Abstract
Humans gather high-resolution visual information only in the fovea, therefore they must make eye movements to explore the visual world. The spatio-temporal fixation patterns (scanpaths) of observers carry information about which aspects of the environment are currently relevant.
Most of the recent progress on predicting the spatial and spatio-temporal patterns of human scanpaths has been focused on free-viewing conditions. However, fixations and scanpaths are known to be strongly influenced by the task performed by observers. The purpose of this work is to analyze those influences in a quantitative way.

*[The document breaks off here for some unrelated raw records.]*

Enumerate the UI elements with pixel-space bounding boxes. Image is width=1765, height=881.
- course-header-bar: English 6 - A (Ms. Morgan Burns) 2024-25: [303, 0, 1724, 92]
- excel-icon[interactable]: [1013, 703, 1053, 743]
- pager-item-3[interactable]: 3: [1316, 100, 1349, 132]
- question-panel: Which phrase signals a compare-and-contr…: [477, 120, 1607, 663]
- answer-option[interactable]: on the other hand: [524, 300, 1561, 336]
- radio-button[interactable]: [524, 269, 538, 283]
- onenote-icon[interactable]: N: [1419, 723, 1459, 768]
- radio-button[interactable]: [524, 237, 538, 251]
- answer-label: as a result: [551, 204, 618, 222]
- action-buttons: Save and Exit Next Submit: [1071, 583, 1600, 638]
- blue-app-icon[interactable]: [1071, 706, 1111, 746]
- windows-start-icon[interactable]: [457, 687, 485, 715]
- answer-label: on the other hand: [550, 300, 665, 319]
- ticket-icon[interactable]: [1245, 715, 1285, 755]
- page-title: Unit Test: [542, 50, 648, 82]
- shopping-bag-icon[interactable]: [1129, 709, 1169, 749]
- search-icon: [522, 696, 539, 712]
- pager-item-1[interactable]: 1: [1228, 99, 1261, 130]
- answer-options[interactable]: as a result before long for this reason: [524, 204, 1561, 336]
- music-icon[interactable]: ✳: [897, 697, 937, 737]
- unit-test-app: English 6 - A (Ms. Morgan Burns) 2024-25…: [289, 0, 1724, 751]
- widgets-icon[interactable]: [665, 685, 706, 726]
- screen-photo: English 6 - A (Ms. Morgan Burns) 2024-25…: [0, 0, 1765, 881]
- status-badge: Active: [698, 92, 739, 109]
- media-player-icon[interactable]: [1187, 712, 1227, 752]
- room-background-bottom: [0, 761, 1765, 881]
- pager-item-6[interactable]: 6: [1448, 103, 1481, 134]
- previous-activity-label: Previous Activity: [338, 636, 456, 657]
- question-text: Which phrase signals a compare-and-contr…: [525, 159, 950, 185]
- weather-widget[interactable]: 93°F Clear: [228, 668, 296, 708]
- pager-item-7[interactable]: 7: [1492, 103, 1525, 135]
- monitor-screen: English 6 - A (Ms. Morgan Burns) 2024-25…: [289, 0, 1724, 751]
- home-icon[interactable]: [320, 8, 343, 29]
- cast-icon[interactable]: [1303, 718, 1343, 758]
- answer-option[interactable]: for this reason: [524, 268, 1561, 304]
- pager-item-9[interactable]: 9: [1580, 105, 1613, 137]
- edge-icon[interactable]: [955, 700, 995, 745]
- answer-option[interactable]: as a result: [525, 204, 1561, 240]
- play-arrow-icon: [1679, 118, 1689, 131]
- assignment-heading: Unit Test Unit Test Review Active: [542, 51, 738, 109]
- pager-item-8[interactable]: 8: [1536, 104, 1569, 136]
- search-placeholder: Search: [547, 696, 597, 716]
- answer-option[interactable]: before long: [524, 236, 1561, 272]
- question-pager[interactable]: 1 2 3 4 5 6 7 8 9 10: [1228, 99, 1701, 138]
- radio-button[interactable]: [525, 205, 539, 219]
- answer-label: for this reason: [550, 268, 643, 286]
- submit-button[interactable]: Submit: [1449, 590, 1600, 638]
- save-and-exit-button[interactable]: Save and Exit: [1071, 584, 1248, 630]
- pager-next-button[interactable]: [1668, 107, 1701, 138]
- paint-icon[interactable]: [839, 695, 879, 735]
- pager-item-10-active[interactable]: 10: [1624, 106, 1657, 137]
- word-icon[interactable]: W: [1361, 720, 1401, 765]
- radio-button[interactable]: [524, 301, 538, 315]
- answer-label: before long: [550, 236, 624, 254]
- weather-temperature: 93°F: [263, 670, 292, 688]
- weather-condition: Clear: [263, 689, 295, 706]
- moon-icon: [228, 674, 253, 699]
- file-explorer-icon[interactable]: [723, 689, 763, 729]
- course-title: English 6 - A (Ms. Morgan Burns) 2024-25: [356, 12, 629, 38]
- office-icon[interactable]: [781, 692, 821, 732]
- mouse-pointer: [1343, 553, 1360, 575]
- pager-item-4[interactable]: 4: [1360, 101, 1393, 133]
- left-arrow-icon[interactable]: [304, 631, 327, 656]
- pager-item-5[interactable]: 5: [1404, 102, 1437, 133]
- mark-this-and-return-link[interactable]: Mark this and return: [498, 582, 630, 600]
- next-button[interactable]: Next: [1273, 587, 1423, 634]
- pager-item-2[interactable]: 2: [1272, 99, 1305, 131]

The DeepGaze III model for scanpath prediction (Kümmerer et al, VSS 2017) has been shown to achieve high performance in predicting free-viewing scanpaths. DeepGaze III extracts features from the VGG deep neural network that are used in a readout network to predict a saliency map, which is then processed in a second readout network together with information on the scanpath history to predict upcoming saccade landing positions. Here, we train different task-specific versions of DeepGaze III on human scanpath data of subjects performing different tasks on the same images (freeviewing, objectsearch, saliencysearch; Koehler et al., JoV 2014). Prediction performances show that the models successfully adapt to the task-specific scanpaths. We find and visualize cases where the model predictions differ substantially for the different tasks. The task-specific models can be used to detect the task of a given scanpath via maximum-likelihood classification. We find that while purely spatial task-specific models (finetuned versions of DeepGaze II) perform above-chance (43%) at task recognition, changing to the scanpath-aware DeepGaze III models improves performance further to 45%.
This quantifies spatial and temporal contributions to task-specific differences in human scanpaths.
In the future, we plan to extend our analysis towards quantifying differences in the way scene content and scanpath history interact in fixation selection in different tasks.